I'm not an intensive user of this Ensemble library. I frequently prefer 
to use my own definitions according to the problem I want to solve.
Remember that doing "set theoretical" proof in Coq is not always the 
easiest way.

However I have a script to solve your first question. (Inhabited A Car) 
is an inductive with only one constructor. It a synonym to (exists x:A, 
In x Car).

Require Export Partial_Order.
Require Export Arith.

Definition all_nat : Ensemble nat := fun _ => True.

Lemma all_nat_inhabited : Inhabited nat all_nat.
Proof.
  exists 0.
  unfold In, all_nat; trivial.
Qed.

Lemma nat_le_order : Order nat le.
Proof.
  split.
  exact le_refl.
  exact le_trans.
  exact le_antisym.
Qed.

Definition all_nat_le_PO : PO nat :=
  Definition_of_PO
    nat
    all_nat
    le
    all_nat_inhabited
    nat_le_order.



Frederic Peschanski wrote :

> I can prove easily that (nat,le) as O as bottom, but I cannot prove
> that it has no top (i.e ~(porder_top nat le) )

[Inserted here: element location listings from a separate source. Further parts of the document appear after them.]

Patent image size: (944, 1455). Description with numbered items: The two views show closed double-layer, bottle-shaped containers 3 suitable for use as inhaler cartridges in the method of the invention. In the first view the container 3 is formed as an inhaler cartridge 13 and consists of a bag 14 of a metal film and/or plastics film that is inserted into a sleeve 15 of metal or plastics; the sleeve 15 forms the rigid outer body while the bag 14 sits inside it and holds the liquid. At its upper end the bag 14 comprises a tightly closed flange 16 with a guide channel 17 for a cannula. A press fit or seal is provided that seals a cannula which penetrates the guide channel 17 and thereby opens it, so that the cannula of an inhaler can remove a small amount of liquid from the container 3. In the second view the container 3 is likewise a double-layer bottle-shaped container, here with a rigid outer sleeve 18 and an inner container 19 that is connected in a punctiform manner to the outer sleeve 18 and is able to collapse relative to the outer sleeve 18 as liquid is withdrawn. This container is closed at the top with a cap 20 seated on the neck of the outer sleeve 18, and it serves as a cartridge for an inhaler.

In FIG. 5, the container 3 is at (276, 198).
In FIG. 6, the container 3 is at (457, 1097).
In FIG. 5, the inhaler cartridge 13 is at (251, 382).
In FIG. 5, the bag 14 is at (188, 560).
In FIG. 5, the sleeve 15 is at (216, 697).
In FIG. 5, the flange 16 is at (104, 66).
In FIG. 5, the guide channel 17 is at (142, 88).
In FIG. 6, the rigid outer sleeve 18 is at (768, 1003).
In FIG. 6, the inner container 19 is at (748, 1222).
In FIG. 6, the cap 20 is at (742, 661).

Concerning this second question, an induction is sufficient to prove 
what you want.

Require Export Relations_1.
Require Export Omega.

Section po.

Variable A : Type.
Variable R : Relation A.
Definition porder_bottom : Prop :=
exists bottom : A, forall x : A, (R bottom x).
Definition porder_top : Prop :=
exists top : A, forall x : A, (R x top).

End po.

Lemma no_top_aux : forall n,
  ~ (forall x : nat, x <= n).
Proof.
  induction n; intro.
  generalize (H 1); omega.
  elim IHn; intros.
  generalize (H (S x)); omega.
Qed.

Theorem no_top :  ~(porder_top nat le).
Proof.
  intros (top,Htop).
  elim no_top_aux with top; assumption.
Qed.



Hope this helps,

David.